Effects of Yeast and Bacterial Commensals and Pathogens of the Female Genital Tract on the Transepithelial Electrical Resistance of HeLa Cells
Vassiliki Tsata1, Aristea Velegraki2, Anastasios Ioannidis3, Cornelia Poulopoulou1, Pantelis Bagos4, Maria Magana5, Stylianos Chatzipanagiotou5, *
Identifiers and Pagination:Year: 2016
First Page: 90
Last Page: 96
Publisher ID: TOMICROJ-10-90
Article History:Received Date: 16/3/2015
Revision Received Date: 6/8/2015
Acceptance Date: 3/9/2015
Electronic publication date: 30/04/2016
Collection year: 2016
open-access license: This is an open access article licensed under the terms of the Creative Commons Attribution-Non-Commercial 4.0 International Public License (CC BY-NC 4.0) (https://creativecommons.org/licenses/by-nc/4.0/legalcode), which permits unrestricted, non-commercial use, distribution and reproduction in any medium, provided the work is properly cited.
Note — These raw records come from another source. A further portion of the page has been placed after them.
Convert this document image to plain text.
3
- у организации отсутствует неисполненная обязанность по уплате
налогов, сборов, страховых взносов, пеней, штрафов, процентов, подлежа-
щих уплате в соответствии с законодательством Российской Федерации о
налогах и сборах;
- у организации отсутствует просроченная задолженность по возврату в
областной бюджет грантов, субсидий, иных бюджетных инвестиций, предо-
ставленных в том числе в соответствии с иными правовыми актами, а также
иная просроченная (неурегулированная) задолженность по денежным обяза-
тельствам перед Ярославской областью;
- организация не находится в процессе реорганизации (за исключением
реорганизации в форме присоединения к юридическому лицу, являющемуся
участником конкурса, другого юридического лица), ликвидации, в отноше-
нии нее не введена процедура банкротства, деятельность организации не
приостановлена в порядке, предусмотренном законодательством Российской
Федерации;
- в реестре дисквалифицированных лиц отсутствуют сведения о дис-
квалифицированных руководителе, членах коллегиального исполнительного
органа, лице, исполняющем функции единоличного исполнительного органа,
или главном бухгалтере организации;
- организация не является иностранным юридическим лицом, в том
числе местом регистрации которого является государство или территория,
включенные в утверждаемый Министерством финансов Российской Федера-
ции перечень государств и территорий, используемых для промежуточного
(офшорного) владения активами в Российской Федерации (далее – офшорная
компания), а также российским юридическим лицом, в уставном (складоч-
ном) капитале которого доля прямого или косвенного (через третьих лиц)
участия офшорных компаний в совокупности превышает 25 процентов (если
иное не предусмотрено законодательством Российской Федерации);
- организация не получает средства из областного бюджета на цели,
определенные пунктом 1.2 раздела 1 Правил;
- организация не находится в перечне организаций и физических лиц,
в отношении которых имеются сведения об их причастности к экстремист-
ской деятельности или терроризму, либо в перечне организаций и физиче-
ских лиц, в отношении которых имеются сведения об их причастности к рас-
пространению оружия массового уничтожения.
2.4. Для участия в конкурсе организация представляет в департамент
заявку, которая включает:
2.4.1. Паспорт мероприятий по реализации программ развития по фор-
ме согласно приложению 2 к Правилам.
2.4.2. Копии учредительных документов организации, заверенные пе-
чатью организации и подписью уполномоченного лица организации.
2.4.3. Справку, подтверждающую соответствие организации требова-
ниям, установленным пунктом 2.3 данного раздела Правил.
Commensals of the human body can shift to a pathogenic phase when the host immune system is impaired. This study aims to investigate the effect of seven yeast and two bacterial commensals and opportunistic pathogens isolated from blood and the female genital tract on the transepithelial electrical resistance (TER) of human cervical epithelial cell cultures (HeLa). The pathogens Candida tropicalis, C. parapsilosis,C. glabrata, C. krusei, C. albicans and Saccharomyces cerevisiae, caused a significant decrease in TER as compared to the controls; Lactobacillus spp caused a significant increase in TER versus the controls and Escherichia coli had no effect on the TER of the cell monolayers. The above data show that Candida spp., S. cerevisiae and Lactobacillus spp. have a non-selective effect on the TER of HeLa cell monolayers. These results are consistent with the in vivo non-selective action of these microorganisms on the various human mucosal epithelia.